On Tuesday the US Congress passed a bill to address the budget deficit. The plan calls for $900B in deficit cuts, and $1.5T in additional cuts to be found by a bi-partisan committee by the end of the year.

This is a sham!

• As miniscule as this is, most of the cutting is going to happen in the later years.

• $25B in cuts happen in the first year (out of a $3.8T Federal Budget!!!!).

• The Congressional Budget Office (CBO) calculates this plan will leave us with a $22T debt in 2021. Deplorable. It is also too rosy an estimate.

• The CBO is still counting on 4% GDP growth this year. Think that’s going to happen? It will be somewhere between 0 to 1%. Doubtless the CBO entire review of the plan is too rosy.

• My estimate is the plan would leave the US with $24T in 2021, and a $16T economy. That’s a 150% debt:GDP ratio. This is what Greece looks like.
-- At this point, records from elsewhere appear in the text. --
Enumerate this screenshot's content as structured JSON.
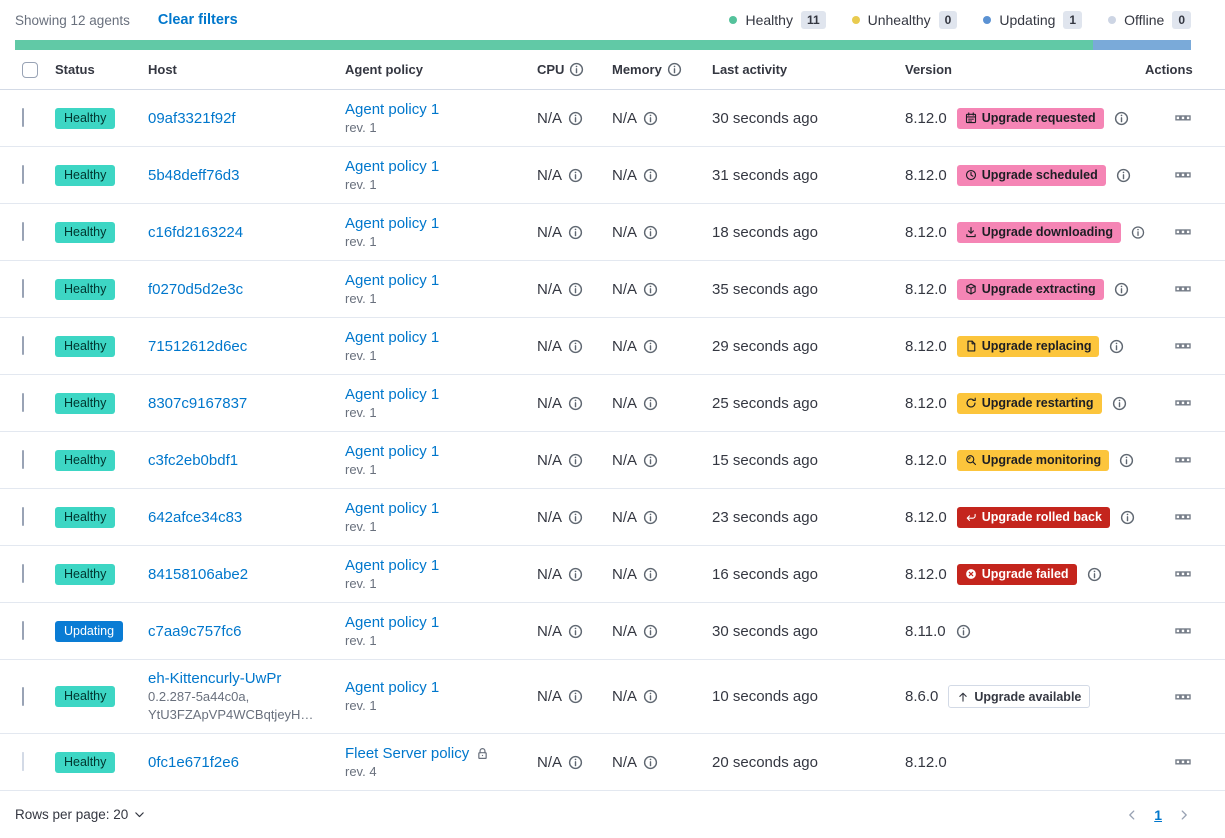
{
  "colors": {
    "link": "#0077cc",
    "healthy_badge_bg": "#3dd6c4",
    "healthy_badge_text": "#00342e",
    "updating_badge_bg": "#0a7cd4",
    "updating_badge_text": "#ffffff",
    "accent_badge_bg": "#f585b5",
    "accent_badge_text": "#1d1e24",
    "warning_badge_bg": "#fcc53c",
    "warning_badge_text": "#1d1e24",
    "danger_badge_bg": "#c4251d",
    "danger_badge_text": "#ffffff"
  },
  "header_bar": {
    "showing_text": "Showing 12 agents",
    "clear_filters_label": "Clear filters",
    "legend": [
      {
        "label": "Healthy",
        "count": "11",
        "dot_color": "#54c29b"
      },
      {
        "label": "Unhealthy",
        "count": "0",
        "dot_color": "#e9cb4f"
      },
      {
        "label": "Updating",
        "count": "1",
        "dot_color": "#5b92d3"
      },
      {
        "label": "Offline",
        "count": "0",
        "dot_color": "#cdd5e4"
      }
    ],
    "health_bar_segments": [
      {
        "status": "healthy",
        "color": "#61c9a6",
        "fraction": 0.9167
      },
      {
        "status": "updating",
        "color": "#7aaad9",
        "fraction": 0.0833
      }
    ]
  },
  "table": {
    "columns": [
      {
        "label": "Status"
      },
      {
        "label": "Host"
      },
      {
        "label": "Agent policy"
      },
      {
        "label": "CPU",
        "info": true
      },
      {
        "label": "Memory",
        "info": true
      },
      {
        "label": "Last activity"
      },
      {
        "label": "Version"
      },
      {
        "label": "Actions",
        "align": "right"
      }
    ]
  },
  "rows": [
    {
      "status": {
        "label": "Healthy",
        "variant": "healthy"
      },
      "host": {
        "name": "09af3321f92f",
        "sub_lines": []
      },
      "policy": {
        "name": "Agent policy 1",
        "rev": "rev. 1",
        "locked": false
      },
      "cpu": "N/A",
      "memory": "N/A",
      "last_activity": "30 seconds ago",
      "version": "8.12.0",
      "upgrade_badge": {
        "label": "Upgrade requested",
        "variant": "accent",
        "icon": "calendar-icon"
      },
      "version_info": true,
      "checkbox_disabled": false
    },
    {
      "status": {
        "label": "Healthy",
        "variant": "healthy"
      },
      "host": {
        "name": "5b48deff76d3",
        "sub_lines": []
      },
      "policy": {
        "name": "Agent policy 1",
        "rev": "rev. 1",
        "locked": false
      },
      "cpu": "N/A",
      "memory": "N/A",
      "last_activity": "31 seconds ago",
      "version": "8.12.0",
      "upgrade_badge": {
        "label": "Upgrade scheduled",
        "variant": "accent",
        "icon": "clock-icon"
      },
      "version_info": true,
      "checkbox_disabled": false
    },
    {
      "status": {
        "label": "Healthy",
        "variant": "healthy"
      },
      "host": {
        "name": "c16fd2163224",
        "sub_lines": []
      },
      "policy": {
        "name": "Agent policy 1",
        "rev": "rev. 1",
        "locked": false
      },
      "cpu": "N/A",
      "memory": "N/A",
      "last_activity": "18 seconds ago",
      "version": "8.12.0",
      "upgrade_badge": {
        "label": "Upgrade downloading",
        "variant": "accent",
        "icon": "download-icon"
      },
      "version_info": true,
      "checkbox_disabled": false
    },
    {
      "status": {
        "label": "Healthy",
        "variant": "healthy"
      },
      "host": {
        "name": "f0270d5d2e3c",
        "sub_lines": []
      },
      "policy": {
        "name": "Agent policy 1",
        "rev": "rev. 1",
        "locked": false
      },
      "cpu": "N/A",
      "memory": "N/A",
      "last_activity": "35 seconds ago",
      "version": "8.12.0",
      "upgrade_badge": {
        "label": "Upgrade extracting",
        "variant": "accent",
        "icon": "package-icon"
      },
      "version_info": true,
      "checkbox_disabled": false
    },
    {
      "status": {
        "label": "Healthy",
        "variant": "healthy"
      },
      "host": {
        "name": "71512612d6ec",
        "sub_lines": []
      },
      "policy": {
        "name": "Agent policy 1",
        "rev": "rev. 1",
        "locked": false
      },
      "cpu": "N/A",
      "memory": "N/A",
      "last_activity": "29 seconds ago",
      "version": "8.12.0",
      "upgrade_badge": {
        "label": "Upgrade replacing",
        "variant": "warning",
        "icon": "document-icon"
      },
      "version_info": true,
      "checkbox_disabled": false
    },
    {
      "status": {
        "label": "Healthy",
        "variant": "healthy"
      },
      "host": {
        "name": "8307c9167837",
        "sub_lines": []
      },
      "policy": {
        "name": "Agent policy 1",
        "rev": "rev. 1",
        "locked": false
      },
      "cpu": "N/A",
      "memory": "N/A",
      "last_activity": "25 seconds ago",
      "version": "8.12.0",
      "upgrade_badge": {
        "label": "Upgrade restarting",
        "variant": "warning",
        "icon": "refresh-icon"
      },
      "version_info": true,
      "checkbox_disabled": false
    },
    {
      "status": {
        "label": "Healthy",
        "variant": "healthy"
      },
      "host": {
        "name": "c3fc2eb0bdf1",
        "sub_lines": []
      },
      "policy": {
        "name": "Agent policy 1",
        "rev": "rev. 1",
        "locked": false
      },
      "cpu": "N/A",
      "memory": "N/A",
      "last_activity": "15 seconds ago",
      "version": "8.12.0",
      "upgrade_badge": {
        "label": "Upgrade monitoring",
        "variant": "warning",
        "icon": "inspect-icon"
      },
      "version_info": true,
      "checkbox_disabled": false
    },
    {
      "status": {
        "label": "Healthy",
        "variant": "healthy"
      },
      "host": {
        "name": "642afce34c83",
        "sub_lines": []
      },
      "policy": {
        "name": "Agent policy 1",
        "rev": "rev. 1",
        "locked": false
      },
      "cpu": "N/A",
      "memory": "N/A",
      "last_activity": "23 seconds ago",
      "version": "8.12.0",
      "upgrade_badge": {
        "label": "Upgrade rolled back",
        "variant": "danger",
        "icon": "return-icon"
      },
      "version_info": true,
      "checkbox_disabled": false
    },
    {
      "status": {
        "label": "Healthy",
        "variant": "healthy"
      },
      "host": {
        "name": "84158106abe2",
        "sub_lines": []
      },
      "policy": {
        "name": "Agent policy 1",
        "rev": "rev. 1",
        "locked": false
      },
      "cpu": "N/A",
      "memory": "N/A",
      "last_activity": "16 seconds ago",
      "version": "8.12.0",
      "upgrade_badge": {
        "label": "Upgrade failed",
        "variant": "danger",
        "icon": "error-icon"
      },
      "version_info": true,
      "checkbox_disabled": false
    },
    {
      "status": {
        "label": "Updating",
        "variant": "updating"
      },
      "host": {
        "name": "c7aa9c757fc6",
        "sub_lines": []
      },
      "policy": {
        "name": "Agent policy 1",
        "rev": "rev. 1",
        "locked": false
      },
      "cpu": "N/A",
      "memory": "N/A",
      "last_activity": "30 seconds ago",
      "version": "8.11.0",
      "upgrade_badge": null,
      "version_info": true,
      "checkbox_disabled": false
    },
    {
      "status": {
        "label": "Healthy",
        "variant": "healthy"
      },
      "host": {
        "name": "eh-Kittencurly-UwPr",
        "sub_lines": [
          "0.2.287-5a44c0a,",
          "YtU3FZApVP4WCBqtjeyH…"
        ]
      },
      "policy": {
        "name": "Agent policy 1",
        "rev": "rev. 1",
        "locked": false
      },
      "cpu": "N/A",
      "memory": "N/A",
      "last_activity": "10 seconds ago",
      "version": "8.6.0",
      "upgrade_badge": {
        "label": "Upgrade available",
        "variant": "hollow",
        "icon": "arrow-up-icon"
      },
      "version_info": false,
      "checkbox_disabled": false
    },
    {
      "status": {
        "label": "Healthy",
        "variant": "healthy"
      },
      "host": {
        "name": "0fc1e671f2e6",
        "sub_lines": []
      },
      "policy": {
        "name": "Fleet Server policy",
        "rev": "rev. 4",
        "locked": true
      },
      "cpu": "N/A",
      "memory": "N/A",
      "last_activity": "20 seconds ago",
      "version": "8.12.0",
      "upgrade_badge": null,
      "version_info": false,
      "checkbox_disabled": true
    }
  ],
  "footer": {
    "rows_per_page_label": "Rows per page: 20",
    "page": "1"
  }
}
Countries don’t come back from debt levels like that. They default and offer 50% losses to bond holders.

It is therefore only a matter of time until one of the big three ratings agencies has the temerity to label this for what it is: a sham. S&P says $4T in cuts would merely be a down payment in what needs to happen over the next 10 years. Folks, I’ve shown you the math already. You know this to be true.

The bond market won’t let this current “plan” slide. James Carville was right: fear the bond market. However, with our investment philosophy, the bond market vigilantes should be thanked and embraced, not feared. We’ll leave that to the buy & hold long-only equity bunch.